To begin with, Japanese emperors and empresses (there have been ten empresses with the last reigning from 1762-1771) have seldom exercised much power. The earlier ones were able to manipulate supporters on their behalf and occasionally more recent ones have too, but generally speaking, they reigned rather than ruled: other, more powerful men (like the Tokugawa shoguns) often exercised power on their behalf. Sometimes, however, struggles over the throne broke out. An example was the Jinshin Rebellion of 672 which saw a battle at Seta Bridge on the Nakasendo. The Rebellion was led by the brother of the former emperor who rallied enough military support to beat his brother’s son and designated heir. The brother installed himself on the throne in place of his nephew. This kind of power struggle certainly meant that the Japanese imperial line did not always flow directly from parent to child.
Manipulation of the emperor was common from very early on in Japanese history. For nearly three centuries from the middle of the 9th century, the emperors were heavily controlled by the Fujiwara family, a family with good pedigree in the imperial court. The Fujiwara were not only clever politicians, but they took advantage of the matriarchal nature of the imperial court to control the emperors. Marriage patterns at the time dictated that the wife stay in her own home and the husband visited. Children were brought up, then, in the home of their maternal grandfather. The Fujiwara were careful to marry daughters to the emperors, thereby ensuring that the heir would be subject to the influence and control of the Fujiwara family. The device worked so well and for so long that the period is often called the Fujiwara period.

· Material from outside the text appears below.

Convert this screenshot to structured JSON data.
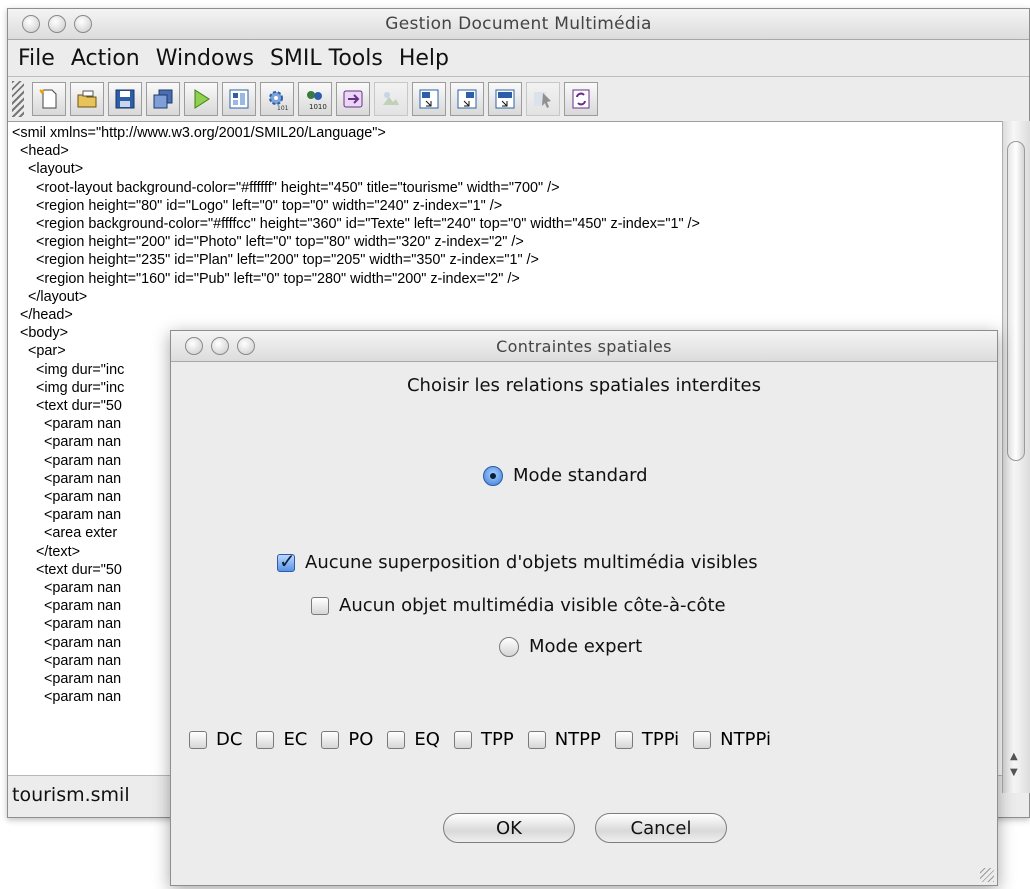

A major break in the imperial line occurred in the 1330s. The Emperor Go-Daigo (reigned 1318-1339) sought to restore himself to power by authorizing Ashikaga Takauji to overthrow the last of the Kamakura (Minamoto) shoguns. Takauji did, but then turned against the emperor, cast him out of Kyoto, and established as emperor a man from a rival branch of the imperial family. Go-Daigo established a competing court until 1392 when it was agreed to alternate the imperial office between the two rival families. For the moment, it remained with the family which Takauji originally put on the throne. Takauji’s successors never fulfilled the terms of the agreement and the throne remained out of the hands of Go-Daigo’s descendants (the line only died out in the past twenty years and the last descendent was, arguably, the legitimate pretender to the throne).

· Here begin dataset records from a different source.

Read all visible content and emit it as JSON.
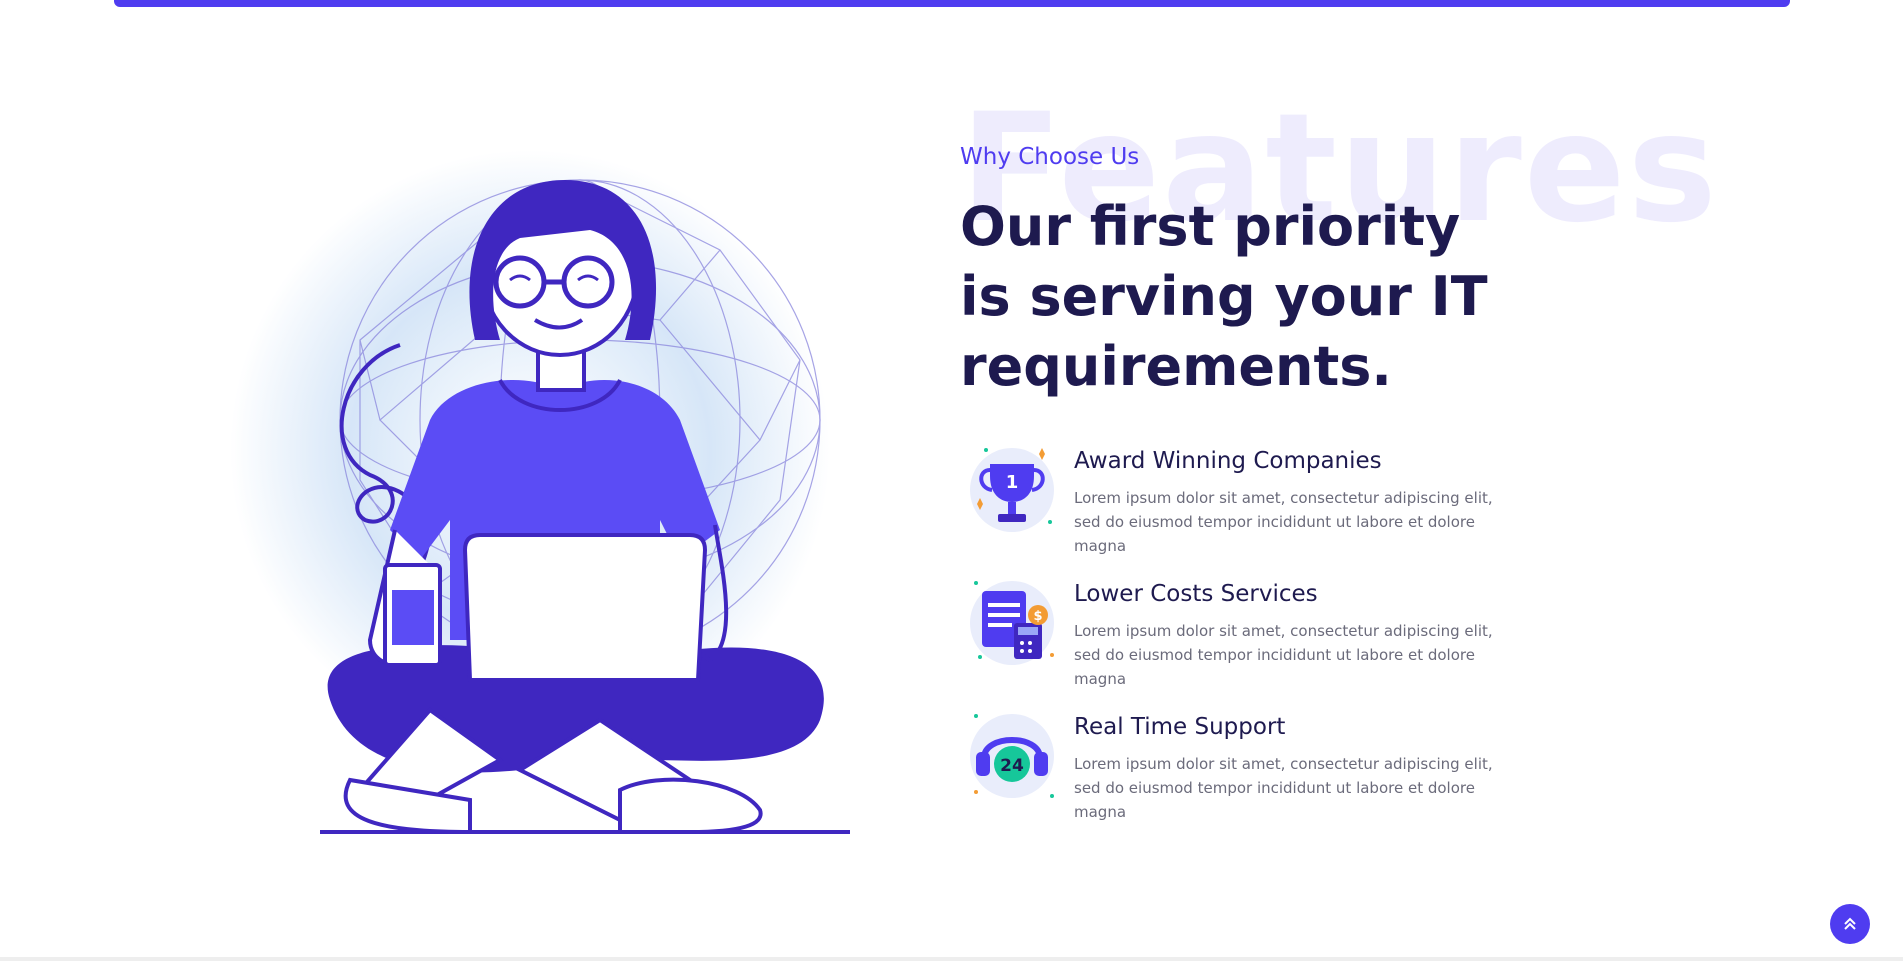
{
  "section": {
    "background_word": "Features",
    "eyebrow": "Why Choose Us",
    "headline": "Our first priority is serving your IT requirements."
  },
  "features": [
    {
      "icon": "trophy-icon",
      "title": "Award Winning Companies",
      "description": "Lorem ipsum dolor sit amet, consectetur adipiscing elit, sed do eiusmod tempor incididunt ut labore et dolore magna",
      "badge": "1"
    },
    {
      "icon": "invoice-calculator-icon",
      "title": "Lower Costs Services",
      "description": "Lorem ipsum dolor sit amet, consectetur adipiscing elit, sed do eiusmod tempor incididunt ut labore et dolore magna",
      "badge": "$"
    },
    {
      "icon": "headset-24-icon",
      "title": "Real Time Support",
      "description": "Lorem ipsum dolor sit amet, consectetur adipiscing elit, sed do eiusmod tempor incididunt ut labore et dolore magna",
      "badge": "24"
    }
  ],
  "colors": {
    "primary": "#4f3cf0",
    "dark_purple": "#3f27c0",
    "heading": "#1e1a4f",
    "text": "#6b6b7b",
    "accent_green": "#16c79a",
    "accent_orange": "#f39c34"
  },
  "scroll_top": {
    "icon": "double-chevron-up-icon"
  }
}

If the Japanese case is different from other civilizations where imperial dynasties rose and fell amidst great turmoil, perhaps there is a degree of similarity outside the imperial family, particularly in the samurai families who actually held real power for most of the last thousand years. Here we do see real struggles for real power with numerous changes over time. Three different families (the Minamoto, Ashikaga and Tokugawa) fought for and controlled the pre-eminent office, the shogun, for long periods of time. Many other families rose by the sword to local fame and fortune for varying periods of time in these ten centuries; the Warring States period by its very name gives an idea of the extent and viciousness of struggle. Theoretically, the samurai class based its succession on the principal of inheritance by the eldest son, but often an ambitious younger son plotted an uprising or the eldest son was passed over in favor of a more able younger one.